I remember when my son, now 30, was 2 1/2, attending Beverly Montessori. I would often volunteer for Language Table, and every time I did, all I ever saw my son doing was washing a plastic frog with a toothbrush. But he was a funny kid, not much interested in toys or machines, and given to sitting around and staring into space sitting on the front porch. If I hadn’t read Montessori’s work and been convinced that children tend to choose those activities they need to work on the most, I might have been worried. Instead, I was just curious about why the repetition with that work. He attended BMS for almost four years, and then went on to the Montessori School of Southwest Cook County until third grade, and after that, Council Oak Montessori School, where he did love to work on math materials but balked at writing.

When he went to Morgan Park Academy, a small, private college prep school for high school, all he wanted to do was be a basketball star.

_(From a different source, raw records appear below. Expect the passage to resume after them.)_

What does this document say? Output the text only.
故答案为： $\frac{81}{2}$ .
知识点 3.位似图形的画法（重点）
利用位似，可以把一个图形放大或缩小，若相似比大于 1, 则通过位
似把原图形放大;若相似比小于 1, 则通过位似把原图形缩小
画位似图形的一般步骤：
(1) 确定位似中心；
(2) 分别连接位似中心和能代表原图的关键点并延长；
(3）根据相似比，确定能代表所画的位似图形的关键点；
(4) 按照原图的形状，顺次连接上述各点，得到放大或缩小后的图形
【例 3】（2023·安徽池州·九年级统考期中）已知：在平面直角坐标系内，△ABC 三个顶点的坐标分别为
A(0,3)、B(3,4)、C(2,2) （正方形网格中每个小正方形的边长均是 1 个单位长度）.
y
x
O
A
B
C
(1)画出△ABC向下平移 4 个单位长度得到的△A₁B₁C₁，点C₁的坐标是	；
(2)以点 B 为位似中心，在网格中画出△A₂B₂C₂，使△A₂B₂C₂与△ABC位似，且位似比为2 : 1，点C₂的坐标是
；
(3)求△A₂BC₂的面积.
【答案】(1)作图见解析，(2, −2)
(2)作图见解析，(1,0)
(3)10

Again, I figured he’d find his way. Sure enough, one day he came home from school very excited and told me: “Mom, you know why I love physics?” (which I didn’t even know he loved!) “Because it explains everything I’ve always wondered about! Now I understand angular momentum!!” And it dawned on me that all that time he spent staring into space, he was observing and thinking about the motion of objects around him – but he had had no words for what he saw as a kid.

He first majored in Physics at the University of Illinois, Urbana-Champaign, but then switched to Aerospace Engineering, in which he is happily employed. Truly an example of the “Mystery of the Child” – how we simply cannot know what’s going on inside the minds of children and must have confidence that if we give them a properly prepared, rich environment, they will follow what they need and discover a productive path in life.